Devin Hoff first heard Anne Briggs’ music about ten years ago, and that moment changed his life, leading him to spend thousands of hours listening to Briggs and eventually recording Voices from the Empty Moor (Songs of Anne Briggs). Striking a chord with Hoff was not just the voice, but the way she sang. “As far singing goes, it is the very creative and seemingly improvisatory approach to embellishment and ornamentation,” he said. “The melodies are played the way a great jazz musician does, endlessly inventive but adhering to the harmonic and/or modal structures established in the original melody.”
Hoff spent years practicing and performing songs from Briggs repertoire on solo bass sets. Eventually he began to branch out, making arrangements for other situations and recorded tracks with Sharon Van Etten, Julia Holter and Shannon Lay. Recorded remotely, the tracks began to take on a life of their own and the long-distance sessions with old friends became something more.
Emerging from a rumbling bass comes the melody of ‘She Moves Through the Fair’, creating something that fuses the jazz-like approach of Briggs with structures established by the original melody. While going farther afield with Sharon Van Etten on ‘Go Your Own Way’, Hoff reworks the guitar part of the song to something that can be played on double bass. As he does that, Van Etten takes an almost jazz approach to the melody, creating an unusual, yet pleasing hybrid.
Based on the skeleton of ‘Let No Man Steal Your Thyme’, this song truly comes to life when Julia Holter improvises over Hoff’s double bass versions of metal music midway through the piece. Perhaps not an admission that one would expect, but nothing about this album is truly based on expectations. Rather it’s the ability to counter the expected in unimaginable ways that always seem to work perfectly. Nothing is exactly what it seems.
‘Ma Bonny Lad’ begins as if everything is relatively normal with bowed basses providing a powerful, yet relatively normal rendition of the song.
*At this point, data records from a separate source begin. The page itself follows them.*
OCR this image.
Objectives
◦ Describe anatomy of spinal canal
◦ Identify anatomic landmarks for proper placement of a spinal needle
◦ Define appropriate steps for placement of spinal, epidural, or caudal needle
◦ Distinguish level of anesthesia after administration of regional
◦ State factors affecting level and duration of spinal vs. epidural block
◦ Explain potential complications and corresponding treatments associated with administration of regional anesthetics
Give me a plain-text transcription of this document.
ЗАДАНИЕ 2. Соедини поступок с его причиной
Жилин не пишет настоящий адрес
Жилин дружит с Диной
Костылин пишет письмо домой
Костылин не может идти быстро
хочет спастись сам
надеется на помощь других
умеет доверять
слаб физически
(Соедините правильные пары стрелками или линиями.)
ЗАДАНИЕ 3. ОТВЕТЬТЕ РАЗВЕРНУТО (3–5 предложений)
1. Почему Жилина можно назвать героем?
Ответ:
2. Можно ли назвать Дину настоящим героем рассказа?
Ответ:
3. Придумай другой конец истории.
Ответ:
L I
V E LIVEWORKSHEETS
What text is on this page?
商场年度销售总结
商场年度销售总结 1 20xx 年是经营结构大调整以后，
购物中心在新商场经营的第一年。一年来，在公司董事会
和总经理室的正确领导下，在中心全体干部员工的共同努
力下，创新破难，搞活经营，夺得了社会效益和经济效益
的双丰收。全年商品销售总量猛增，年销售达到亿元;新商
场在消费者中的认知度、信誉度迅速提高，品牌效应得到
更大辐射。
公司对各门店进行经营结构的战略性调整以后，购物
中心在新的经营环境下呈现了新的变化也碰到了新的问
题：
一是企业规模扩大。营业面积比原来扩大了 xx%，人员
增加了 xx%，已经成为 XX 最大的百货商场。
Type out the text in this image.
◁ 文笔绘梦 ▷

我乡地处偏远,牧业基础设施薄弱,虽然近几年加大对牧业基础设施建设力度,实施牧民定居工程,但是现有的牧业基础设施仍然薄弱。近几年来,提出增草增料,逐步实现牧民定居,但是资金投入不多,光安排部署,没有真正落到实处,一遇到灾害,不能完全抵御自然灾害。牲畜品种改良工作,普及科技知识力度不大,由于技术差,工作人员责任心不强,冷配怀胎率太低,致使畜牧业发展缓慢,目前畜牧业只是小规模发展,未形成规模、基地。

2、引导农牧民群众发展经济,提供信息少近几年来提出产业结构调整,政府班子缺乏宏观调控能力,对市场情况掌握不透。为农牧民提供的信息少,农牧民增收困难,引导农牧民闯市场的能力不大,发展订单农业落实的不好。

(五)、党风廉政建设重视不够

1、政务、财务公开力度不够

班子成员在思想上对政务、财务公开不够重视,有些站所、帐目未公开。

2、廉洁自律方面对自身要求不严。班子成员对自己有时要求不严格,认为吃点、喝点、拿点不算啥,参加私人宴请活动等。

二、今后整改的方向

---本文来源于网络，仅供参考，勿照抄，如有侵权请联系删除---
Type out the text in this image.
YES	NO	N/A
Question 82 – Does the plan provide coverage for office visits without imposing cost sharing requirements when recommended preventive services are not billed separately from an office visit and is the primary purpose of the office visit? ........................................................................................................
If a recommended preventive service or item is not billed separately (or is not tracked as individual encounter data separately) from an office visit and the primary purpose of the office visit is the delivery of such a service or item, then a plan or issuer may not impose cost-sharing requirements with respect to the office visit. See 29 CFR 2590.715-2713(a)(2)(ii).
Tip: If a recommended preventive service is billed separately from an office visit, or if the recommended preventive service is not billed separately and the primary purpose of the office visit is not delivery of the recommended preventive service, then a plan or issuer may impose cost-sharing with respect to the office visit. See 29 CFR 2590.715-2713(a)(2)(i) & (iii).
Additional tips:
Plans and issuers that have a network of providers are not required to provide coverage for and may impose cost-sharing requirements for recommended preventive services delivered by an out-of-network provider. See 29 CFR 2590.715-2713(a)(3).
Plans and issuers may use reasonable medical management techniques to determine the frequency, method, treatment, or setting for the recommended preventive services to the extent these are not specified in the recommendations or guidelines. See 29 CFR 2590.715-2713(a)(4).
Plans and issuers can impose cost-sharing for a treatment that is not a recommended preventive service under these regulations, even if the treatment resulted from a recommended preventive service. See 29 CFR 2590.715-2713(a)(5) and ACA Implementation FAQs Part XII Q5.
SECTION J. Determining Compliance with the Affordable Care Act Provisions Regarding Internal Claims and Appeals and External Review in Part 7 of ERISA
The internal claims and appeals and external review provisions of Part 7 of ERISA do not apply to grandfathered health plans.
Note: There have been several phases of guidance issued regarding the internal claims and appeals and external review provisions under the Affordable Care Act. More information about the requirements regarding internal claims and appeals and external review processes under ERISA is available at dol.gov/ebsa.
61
About halfway through Howard Wiley’s sax sends the song into a different orbit, taking things out of the folk world into a free-jazz context suggesting that there are no longer any rules to how these songs will go.
While Hoff lays down the initial melody to ‘Living By The Water’ on bass, he runs farther afield as Shannon Lay sings the melody while backed by a chorus of ‘Lays’. Knowing that he can count on her gives Hoff the room to attack the song and play off some of her vocal ideas. The approach is fascinating to hear, suggesting musicians who might be jamming in the studio rather than working in different settings at different times.
The opening half of ‘The Snow It Melts the Soonest/ My Bonny Boy’ is primarily a vehicle for the high end of Hoff’s bass, yet the second half of this medley is devoted to the oud of Alejandro Farha. Multiple basses come into play on ‘Blackwater Side’ with Hoff playing the song in ways that closely resembles the work of Bert Jansch, while Emmett Kelly offers a lovely vocal rendition.
A vocal-less version of ‘Willie O’Winsbury’ showcases Jim White on percussion while Hoff handles the guitar and bass, with the bass handling the melody of the tune and the guitar taking over the rhythmic load. While these choices may seem daring, they work because of the musical mastery Hoff puts into the task. Closing the album, a beautifully melancholy rendition of ‘The Lowlands’ suggests Hoff has studied this material and integrated it in ways that clearly expose his appreciation for the source.
That an American from Colorado can translate these songs with such brilliance suggests that Hoff’s Voices From the Empty Moor (Songs of Anne Briggs) is the kind of radical reassessment that can bring these songs into the 21st century.